A prominent success story is Rutgers University's Center for Advanced Food Technology (CAFT), which was formed specifically to address long-term basic research challenges. Originally conceived and funded by the state of New Jersey as a magnet for food industry investments, CAFT's future is now assured by a supporting membership of 19 major corporations.

"Our industry coalition members are actively involved in managing CAFT's research priorities, which ensures that we keep our efforts properly directed," explains CAFT's director Dr. Myron Solberg.
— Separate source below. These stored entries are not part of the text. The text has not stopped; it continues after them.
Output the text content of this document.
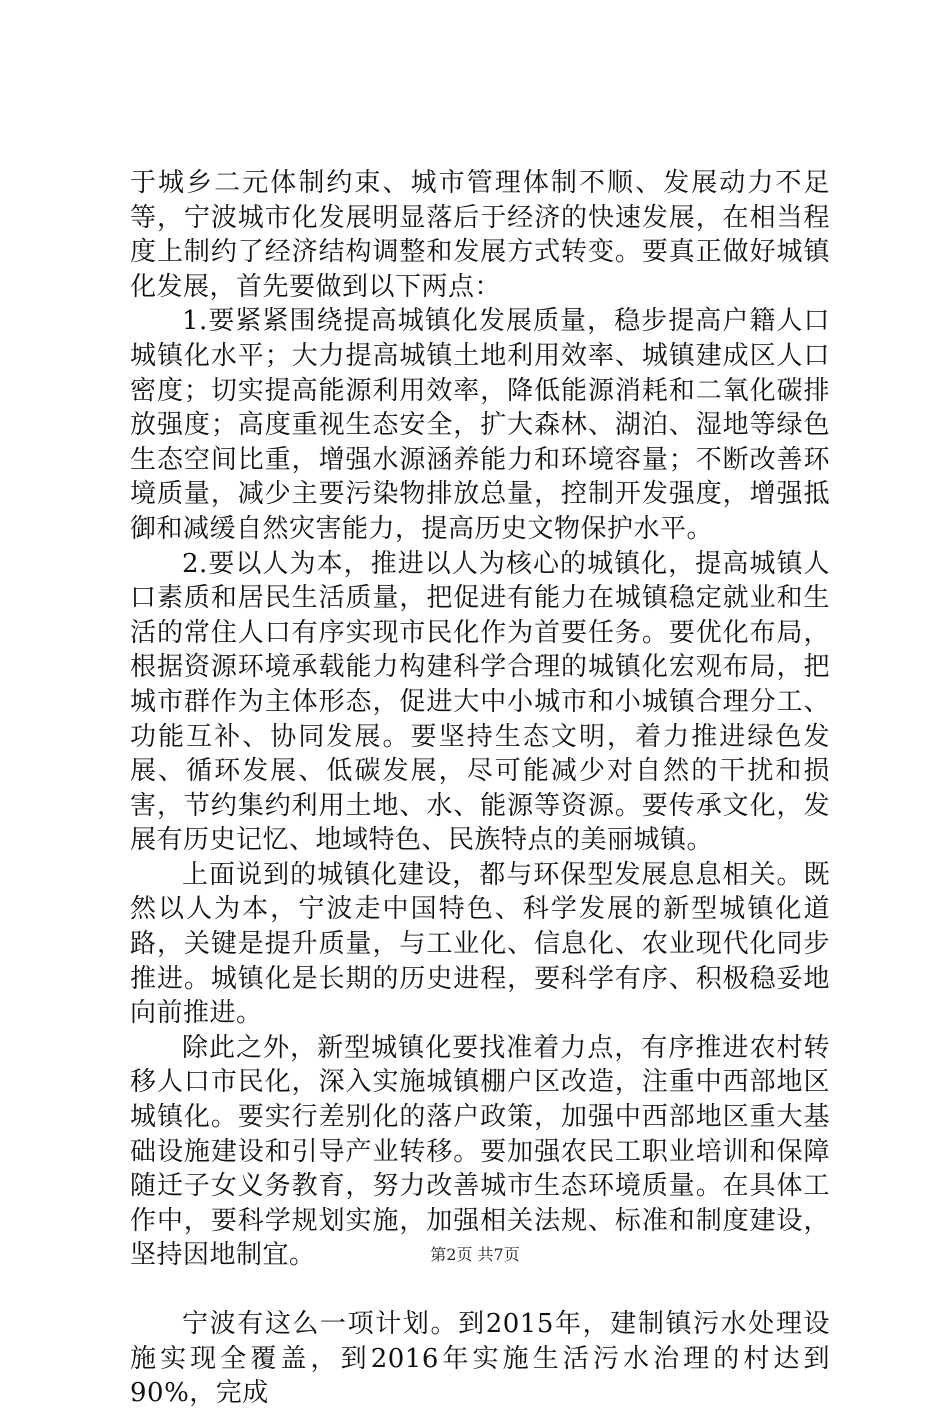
于城乡二元体制约束、城市管理体制不顺、发展动力不足等，宁波城市化发展明显落后于经济的快速发展，在相当程度上制约了经济结构调整和发展方式转变。要真正做好城镇化发展，首先要做到以下两点：

1.要紧紧围绕提高城镇化发展质量，稳步提高户籍人口城镇化水平；大力提高城镇土地利用效率、城镇建成区人口密度；切实提高能源利用效率，降低能源消耗和二氧化碳排放强度；高度重视生态安全，扩大森林、湖泊、湿地等绿色生态空间比重，增强水源涵养能力和环境容量；不断改善环境质量，减少主要污染物排放总量，控制开发强度，增强抵御和减缓自然灾害能力，提高历史文物保护水平。

2.要以人为本，推进以人为核心的城镇化，提高城镇人口素质和居民生活质量，把促进有能力在城镇稳定就业和生活的常住人口有序实现市民化作为首要任务。要优化布局，根据资源环境承载能力构建科学合理的城镇化宏观布局，把城市群作为主体形态，促进大中小城市和小城镇合理分工、功能互补、协同发展。要坚持生态文明，着力推进绿色发展、循环发展、低碳发展，尽可能减少对自然的干扰和损害，节约集约利用土地、水、能源等资源。要传承文化，发展有历史记忆、地域特色、民族特点的美丽城镇。

上面说到的城镇化建设，都与环保型发展息息相关。既然以人为本，宁波走中国特色、科学发展的新型城镇化道路，关键是提升质量，与工业化、信息化、农业现代化同步推进。城镇化是长期的历史进程，要科学有序、积极稳妥地向前推进。

除此之外，新型城镇化要找准着力点，有序推进农村转移人口市民化，深入实施城镇棚户区改造，注重中西部地区城镇化。要实行差别化的落户政策，加强中西部地区重大基础设施建设和引导产业转移。要加强农民工职业培训和保障随迁子女义务教育，努力改善城市生态环境质量。在具体工作中，要科学规划实施，加强相关法规、标准和制度建设，坚持因地制宜。

宁波有这么一项计划。到2015年，建制镇污水处理设施实现全覆盖，到2016年实施生活污水治理的村达到90%，完成

第2页 共7页
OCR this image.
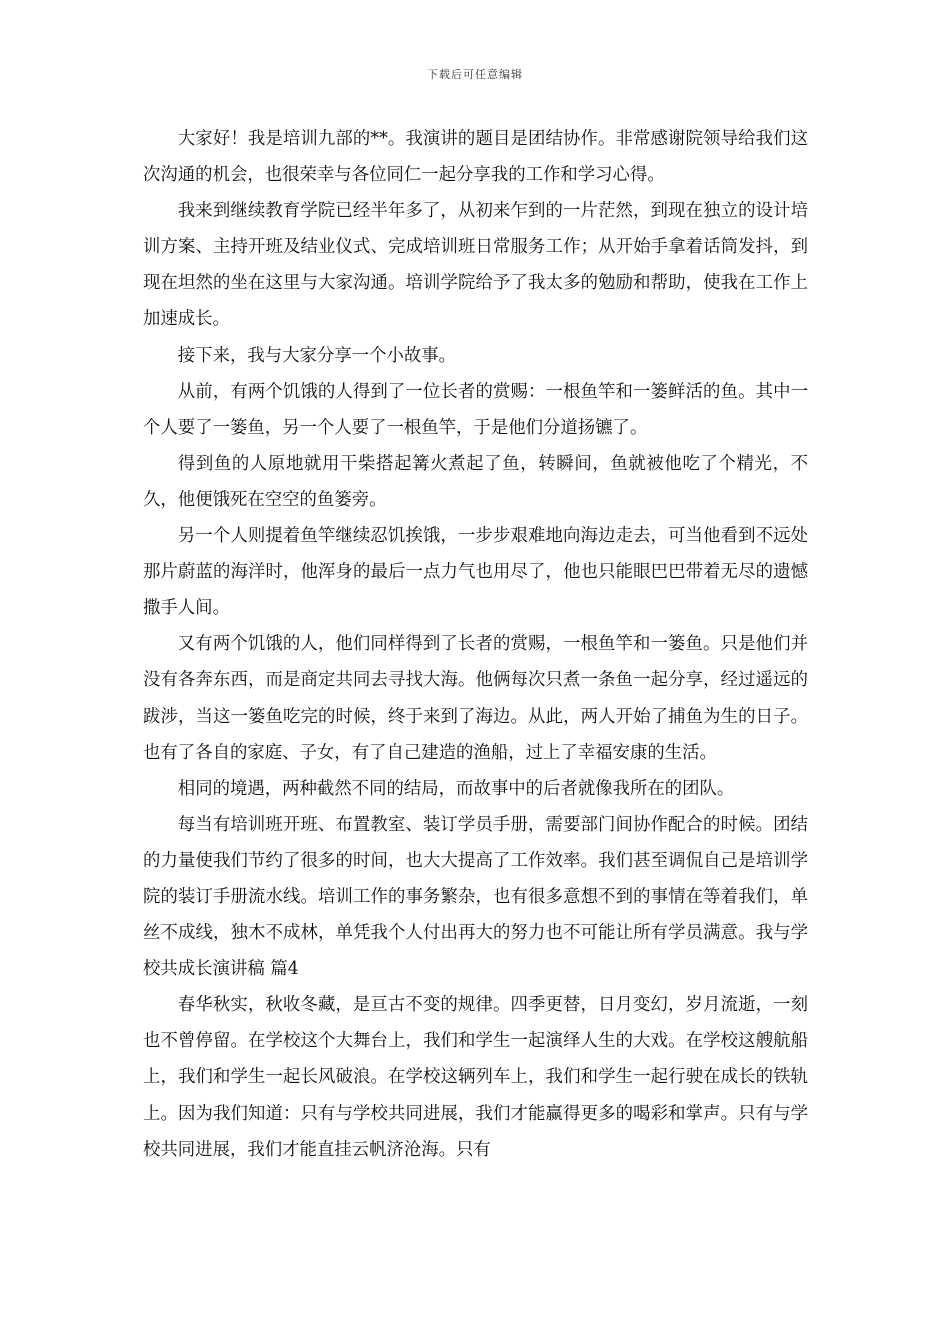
下载后可任意编辑

大家好！我是培训九部的**。我演讲的题目是团结协作。非常感谢院领导给我们这次沟通的机会，也很荣幸与各位同仁一起分享我的工作和学习心得。

我来到继续教育学院已经半年多了，从初来乍到的一片茫然，到现在独立的设计培训方案、主持开班及结业仪式、完成培训班日常服务工作；从开始手拿着话筒发抖，到现在坦然的坐在这里与大家沟通。培训学院给予了我太多的勉励和帮助，使我在工作上加速成长。

接下来，我与大家分享一个小故事。

从前，有两个饥饿的人得到了一位长者的赏赐：一根鱼竿和一篓鲜活的鱼。其中一个人要了一篓鱼，另一个人要了一根鱼竿，于是他们分道扬镳了。

得到鱼的人原地就用干柴搭起篝火煮起了鱼，转瞬间，鱼就被他吃了个精光，不久，他便饿死在空空的鱼篓旁。

另一个人则提着鱼竿继续忍饥挨饿，一步步艰难地向海边走去，可当他看到不远处那片蔚蓝的海洋时，他浑身的最后一点力气也用尽了，他也只能眼巴巴带着无尽的遗憾撒手人间。

又有两个饥饿的人，他们同样得到了长者的赏赐，一根鱼竿和一篓鱼。只是他们并没有各奔东西，而是商定共同去寻找大海。他俩每次只煮一条鱼一起分享，经过遥远的跋涉，当这一篓鱼吃完的时候，终于来到了海边。从此，两人开始了捕鱼为生的日子。也有了各自的家庭、子女，有了自己建造的渔船，过上了幸福安康的生活。

相同的境遇，两种截然不同的结局，而故事中的后者就像我所在的团队。

每当有培训班开班、布置教室、装订学员手册，需要部门间协作配合的时候。团结的力量使我们节约了很多的时间，也大大提高了工作效率。我们甚至调侃自己是培训学院的装订手册流水线。培训工作的事务繁杂，也有很多意想不到的事情在等着我们，单丝不成线，独木不成林，单凭我个人付出再大的努力也不可能让所有学员满意。我与学校共成长演讲稿 篇4

春华秋实，秋收冬藏，是亘古不变的规律。四季更替，日月变幻，岁月流逝，一刻也不曾停留。在学校这个大舞台上，我们和学生一起演绎人生的大戏。在学校这艘航船上，我们和学生一起长风破浪。在学校这辆列车上，我们和学生一起行驶在成长的铁轨上。因为我们知道：只有与学校共同进展，我们才能赢得更多的喝彩和掌声。只有与学校共同进展，我们才能直挂云帆济沧海。只有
Current research objectives include basic research into computer integrated manufacturing (CIM) opportunities for thermally processed foods, water-food ingredient relationships in food processing, and the development of online sensor technologies. Labor investments

Universities may come to play another very important role. Declining enrollments and the lack of financial and other incentives for students to enter technical fields is forcing some academicians to reexamine their teaching priorities.

"Right now, we really have to beat the bushes to find students interested in food science," says Lund.

The impending technical labor shortage may prod universities to focus more attention on continuing education efforts, suggests Lund.

Faced with a declining supply of technical graduates, many companies may opt for continuing education programs to retrain existing personnel resources-even to the point of sending their scientists and engineers on one month to one year sabbaticals. For universities, says Lund, continuing education offers an invaluable means to strengthen their industry networks. Adjusting to change

Some will, no doubt, resist this process of strategic alignment. Many food companies are not structured to conduct research in a decentralized fashion, while many universities still see their mission as divorced from economic objectives.

"Society's needs change, and universities must change with them," says Dr. Bill Haines, director of MSU's Food Industry Institute. "If they don't, they risk becoming anachronisms, and other institutions will take their place."

Michigan State University: Technology is our business "The 'B'-school link is our claim to fame," says Dr. Bill Haines, director of MSU's Food Industry Institute (FII). The FII was conceived as a hub that would link Michigan's growers and processors with the university's technical and business resources-and it has worked! Today, the FII links MSU's academic resources with an expanding ring of highly focused, free-standing "institutes" devoted to technology commercialization.

The strength of the business school link is apparent in MSU's efforts to developing deli-industry opportunities. Consider that "the deli section is the fastest growing section of the supermarket, and it offers some of the best opportunities for Michigan's growers, processors and marketers to add value to their products," explains Thomas Pierson, marketing professor.